Pai Rico – Por tua alma, rapaz! Deixa comigo esta espada.
Mancebo – Aqui está. Que o céu vos ajude...Adeus, meu sogro. (Sai o mancebo. Descerra-se a cortina outra vez e entra a Mãe)

CENA 6

Mãe – Que fazeis aqui, marido, tão cedo e com uma espada na mão?
Pai – E quem sois para perguntar-me alguma coisa, senhora?
Mãe – Hein? Perguntais quem sou?
Pai – Falai quando fordes mandada e muito cuidado para não me aborrecer. (Ouve-se de dentro o canto de um galo)
Mãe – Com que então essa é a nova fala vossa, hein, marido?
Pai Rico – E antes de replicar mais uma palavra, olhai bem o que vou fazer.

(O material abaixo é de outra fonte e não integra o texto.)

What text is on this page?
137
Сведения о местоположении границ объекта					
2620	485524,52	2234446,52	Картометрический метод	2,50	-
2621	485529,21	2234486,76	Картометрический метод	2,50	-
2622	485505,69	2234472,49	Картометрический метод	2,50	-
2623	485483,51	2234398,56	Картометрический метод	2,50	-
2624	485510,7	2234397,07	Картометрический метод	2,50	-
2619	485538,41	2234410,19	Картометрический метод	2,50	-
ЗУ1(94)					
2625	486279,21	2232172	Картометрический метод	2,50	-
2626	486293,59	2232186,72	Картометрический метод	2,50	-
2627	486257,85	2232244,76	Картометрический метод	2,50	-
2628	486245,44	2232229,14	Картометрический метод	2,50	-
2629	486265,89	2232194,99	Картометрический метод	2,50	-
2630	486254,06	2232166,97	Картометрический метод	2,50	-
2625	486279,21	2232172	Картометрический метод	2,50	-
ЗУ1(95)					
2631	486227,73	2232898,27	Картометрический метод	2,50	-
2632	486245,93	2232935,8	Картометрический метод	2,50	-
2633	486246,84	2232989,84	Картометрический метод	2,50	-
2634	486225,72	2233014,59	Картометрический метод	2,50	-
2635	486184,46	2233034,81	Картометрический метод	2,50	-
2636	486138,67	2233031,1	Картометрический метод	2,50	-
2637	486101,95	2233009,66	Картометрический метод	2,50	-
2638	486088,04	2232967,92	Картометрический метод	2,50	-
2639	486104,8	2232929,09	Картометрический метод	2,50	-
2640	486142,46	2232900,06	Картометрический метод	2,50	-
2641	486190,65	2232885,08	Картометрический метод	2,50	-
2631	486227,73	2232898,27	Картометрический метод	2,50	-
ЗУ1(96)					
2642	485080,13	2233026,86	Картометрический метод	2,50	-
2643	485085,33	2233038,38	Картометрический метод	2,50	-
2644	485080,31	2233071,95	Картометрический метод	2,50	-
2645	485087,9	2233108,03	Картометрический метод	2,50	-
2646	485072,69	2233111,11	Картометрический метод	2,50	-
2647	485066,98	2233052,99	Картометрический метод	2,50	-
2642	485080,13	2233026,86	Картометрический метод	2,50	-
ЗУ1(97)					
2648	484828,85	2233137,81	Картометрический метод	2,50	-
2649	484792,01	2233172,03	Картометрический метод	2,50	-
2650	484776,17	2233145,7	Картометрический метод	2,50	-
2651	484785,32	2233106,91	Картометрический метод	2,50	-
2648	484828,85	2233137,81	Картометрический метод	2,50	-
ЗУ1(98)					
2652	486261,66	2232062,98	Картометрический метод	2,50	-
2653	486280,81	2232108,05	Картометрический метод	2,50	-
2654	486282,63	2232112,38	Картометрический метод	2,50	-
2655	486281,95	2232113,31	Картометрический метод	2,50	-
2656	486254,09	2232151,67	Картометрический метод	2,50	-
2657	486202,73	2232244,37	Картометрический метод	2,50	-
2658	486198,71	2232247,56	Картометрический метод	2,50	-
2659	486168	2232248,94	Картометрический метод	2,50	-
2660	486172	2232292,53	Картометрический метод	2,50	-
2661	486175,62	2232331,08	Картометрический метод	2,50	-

Ei, tu, dom galo, traz-me água para lavar as mãos!
Mãe – Mas o que fazeis, dom fulano? É com o galo essa conversa?
Pai Rico – Silêncio! E fique de olho no que se vai passar aqui! (Para o suposto galo) Não ouviste que te pedi água para as mãos? (Pausa) O quê? Não me obedeces? Espera, espera! (Sai furioso)
Mãe – pelo que vejo hoje a festa é completa...(Volta o Pai, trazendo o galo morto pelo pescoço)
Pai Rico – Viste o que aconteceu com este galo por não me obedecer?
Mãe – Vejo muito bem, marido. Porém tarde demais vos lembrastes de tal providência. Isto deveria ter começado há trinta anos. Agora tão bem já nos conhecemos que nada disso me convenceria, ainda que matásseis cem cavalos...(Arrebatando o galo da mão do marido e agredindo-o com ele) Vamos, vamos! Para dentro, toleirão! Já! Não há galo morto que te salve! Vamos, vamos!